American wrongfully convicted of murder

Bruce Lisker (born 1965) is an American who was wrongfully convicted of the 1983 murder of his adoptive mother, Dorka Lisker. Arrested in 1983 at age 17 and convicted of second-degree murder in 1985, he served more than 26 years of a 16-years-to-life sentence before a United States district court overturned the conviction in 2009 and all charges were dismissed later that year.

==Conviction and imprisonment==
Dorka Lisker, 66, was beaten and stabbed on March 10, 1983, at the family's Sherman Oaks home. Lisker, then 17, was arrested and, in 1985, convicted of second-degree murder.

He served more than 26 years of a 16-years-to-life sentence in California prisons, including the California Youth Authority (now the California Division of Juvenile Justice; 1986–87), San Quentin State Prison (1987–89), and Mule Creek State Prison (1989–2009).

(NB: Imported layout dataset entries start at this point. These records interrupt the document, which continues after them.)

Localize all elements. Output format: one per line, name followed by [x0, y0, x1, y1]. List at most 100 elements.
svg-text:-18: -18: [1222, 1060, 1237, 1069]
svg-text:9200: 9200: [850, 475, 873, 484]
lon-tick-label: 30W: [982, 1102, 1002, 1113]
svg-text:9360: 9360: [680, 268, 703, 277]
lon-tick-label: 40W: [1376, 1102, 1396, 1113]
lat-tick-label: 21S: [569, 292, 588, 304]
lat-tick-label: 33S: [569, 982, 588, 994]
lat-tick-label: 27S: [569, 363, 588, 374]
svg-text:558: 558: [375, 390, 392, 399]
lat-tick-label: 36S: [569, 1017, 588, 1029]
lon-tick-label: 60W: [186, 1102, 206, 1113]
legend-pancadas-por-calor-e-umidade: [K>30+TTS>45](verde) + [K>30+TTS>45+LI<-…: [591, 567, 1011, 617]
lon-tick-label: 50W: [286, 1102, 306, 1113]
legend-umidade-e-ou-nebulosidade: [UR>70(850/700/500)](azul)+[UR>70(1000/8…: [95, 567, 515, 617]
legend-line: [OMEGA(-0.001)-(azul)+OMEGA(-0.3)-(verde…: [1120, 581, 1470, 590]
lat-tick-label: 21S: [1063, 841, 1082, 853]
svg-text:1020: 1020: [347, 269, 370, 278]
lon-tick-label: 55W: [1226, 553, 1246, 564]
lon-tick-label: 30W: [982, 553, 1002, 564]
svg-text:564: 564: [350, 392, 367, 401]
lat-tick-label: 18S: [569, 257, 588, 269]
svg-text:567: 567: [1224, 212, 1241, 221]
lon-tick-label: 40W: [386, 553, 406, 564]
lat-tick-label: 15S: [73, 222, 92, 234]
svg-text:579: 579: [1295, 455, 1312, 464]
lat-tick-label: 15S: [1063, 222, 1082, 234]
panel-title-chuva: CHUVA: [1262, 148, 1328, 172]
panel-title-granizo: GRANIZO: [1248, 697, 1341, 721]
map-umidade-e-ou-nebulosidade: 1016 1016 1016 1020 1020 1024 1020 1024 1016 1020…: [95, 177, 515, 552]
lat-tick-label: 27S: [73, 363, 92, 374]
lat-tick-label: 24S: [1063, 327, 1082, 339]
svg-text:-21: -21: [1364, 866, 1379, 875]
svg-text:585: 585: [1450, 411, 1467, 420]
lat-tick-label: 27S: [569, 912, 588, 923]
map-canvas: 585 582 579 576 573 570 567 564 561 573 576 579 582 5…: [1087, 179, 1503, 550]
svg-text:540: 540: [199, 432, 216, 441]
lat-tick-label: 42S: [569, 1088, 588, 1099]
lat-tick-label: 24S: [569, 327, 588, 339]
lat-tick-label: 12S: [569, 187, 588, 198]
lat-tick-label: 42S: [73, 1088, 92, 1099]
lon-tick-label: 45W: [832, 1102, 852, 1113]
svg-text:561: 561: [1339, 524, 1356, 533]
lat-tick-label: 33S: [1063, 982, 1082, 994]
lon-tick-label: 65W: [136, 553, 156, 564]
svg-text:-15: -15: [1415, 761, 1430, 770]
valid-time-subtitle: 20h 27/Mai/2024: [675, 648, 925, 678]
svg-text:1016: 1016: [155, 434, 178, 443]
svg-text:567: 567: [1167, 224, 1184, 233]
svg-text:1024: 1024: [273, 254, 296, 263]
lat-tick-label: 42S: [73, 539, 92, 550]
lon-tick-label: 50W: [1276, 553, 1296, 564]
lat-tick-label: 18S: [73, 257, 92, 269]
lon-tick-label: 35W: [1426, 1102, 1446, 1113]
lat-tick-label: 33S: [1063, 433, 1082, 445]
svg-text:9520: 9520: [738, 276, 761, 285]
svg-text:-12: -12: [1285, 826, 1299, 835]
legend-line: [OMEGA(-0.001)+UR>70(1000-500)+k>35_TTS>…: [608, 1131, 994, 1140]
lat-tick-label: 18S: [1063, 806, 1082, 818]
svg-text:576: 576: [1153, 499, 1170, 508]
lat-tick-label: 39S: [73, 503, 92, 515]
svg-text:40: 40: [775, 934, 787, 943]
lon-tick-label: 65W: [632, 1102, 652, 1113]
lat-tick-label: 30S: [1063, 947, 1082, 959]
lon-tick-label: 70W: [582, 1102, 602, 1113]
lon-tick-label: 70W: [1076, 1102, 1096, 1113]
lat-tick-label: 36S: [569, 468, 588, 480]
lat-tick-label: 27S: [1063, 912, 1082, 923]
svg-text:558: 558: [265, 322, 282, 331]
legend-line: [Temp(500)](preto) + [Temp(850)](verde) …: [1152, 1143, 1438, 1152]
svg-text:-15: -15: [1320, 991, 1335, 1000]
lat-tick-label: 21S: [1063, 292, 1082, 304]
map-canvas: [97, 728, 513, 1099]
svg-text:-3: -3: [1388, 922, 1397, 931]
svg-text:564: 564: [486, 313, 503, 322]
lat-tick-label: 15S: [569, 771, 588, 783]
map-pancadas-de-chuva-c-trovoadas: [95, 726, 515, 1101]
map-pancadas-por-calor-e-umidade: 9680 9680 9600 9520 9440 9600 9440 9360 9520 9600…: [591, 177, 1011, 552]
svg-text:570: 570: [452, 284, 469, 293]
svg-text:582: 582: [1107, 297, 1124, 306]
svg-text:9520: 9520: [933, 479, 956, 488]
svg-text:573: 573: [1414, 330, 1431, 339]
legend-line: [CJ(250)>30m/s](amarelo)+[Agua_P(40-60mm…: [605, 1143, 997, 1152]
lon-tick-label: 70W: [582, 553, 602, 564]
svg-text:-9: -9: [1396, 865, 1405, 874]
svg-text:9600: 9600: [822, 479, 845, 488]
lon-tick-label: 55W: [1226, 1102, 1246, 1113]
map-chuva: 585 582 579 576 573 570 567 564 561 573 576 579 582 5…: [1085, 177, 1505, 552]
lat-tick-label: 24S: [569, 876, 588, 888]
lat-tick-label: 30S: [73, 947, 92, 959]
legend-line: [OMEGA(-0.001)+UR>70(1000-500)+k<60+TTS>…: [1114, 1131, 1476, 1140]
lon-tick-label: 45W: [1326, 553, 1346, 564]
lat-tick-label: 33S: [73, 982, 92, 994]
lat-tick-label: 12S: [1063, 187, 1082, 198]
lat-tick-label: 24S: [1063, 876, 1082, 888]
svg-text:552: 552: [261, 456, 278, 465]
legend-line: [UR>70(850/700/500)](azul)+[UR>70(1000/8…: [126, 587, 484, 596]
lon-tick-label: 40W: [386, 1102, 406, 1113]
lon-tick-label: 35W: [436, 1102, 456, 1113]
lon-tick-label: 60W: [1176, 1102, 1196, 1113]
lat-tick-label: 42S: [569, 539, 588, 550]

In 2009, United States district court judge Virginia A. Phillips overturned the conviction, finding that it had been obtained through the use of false evidence and ineffective assistance of counsel. Lisker was freed on August 13, 2009. On September 21, 2009, the Los Angeles County District Attorney dropped all charges, citing a lack of evidence.

==Compensation==
On October 15, 2015, a settlement was reached in a lawsuit Lisker filed against the City of Los Angeles in which he accused police detectives of fabricating the evidence that put him behind bars. Lisker was awarded $7.6 million in compensation. Confidential memos from the City Attorney to the L.A. City Council, obtained by the Los Angeles Times, called Lisker's case "extremely dangerous" for the city should it have gone to trial, declaring that the potential results of such a trial could be "financially devastating" to the city.

==Publicity==
Lisker's case has been featured in numerous Los Angeles Times articles, the first of which earned its authors, investigative reporters Matt Lait and Scott Glover, the prestigious Heywood Broun award on behalf of the Times. The case was also featured in an hour-long episode of the CBS News television program 48 Hours Mysteries, entitled "The Whole Truth" (2010) and hosted by correspondent Erin Moriarty, as well as the documentary film Survivors Guide to Prison (2018).

His time in the California Youth Authority is documented in an interview with Gladiator School, Stories from Inside YTS.

His case was dramatized in the CBS All Access series Interrogation.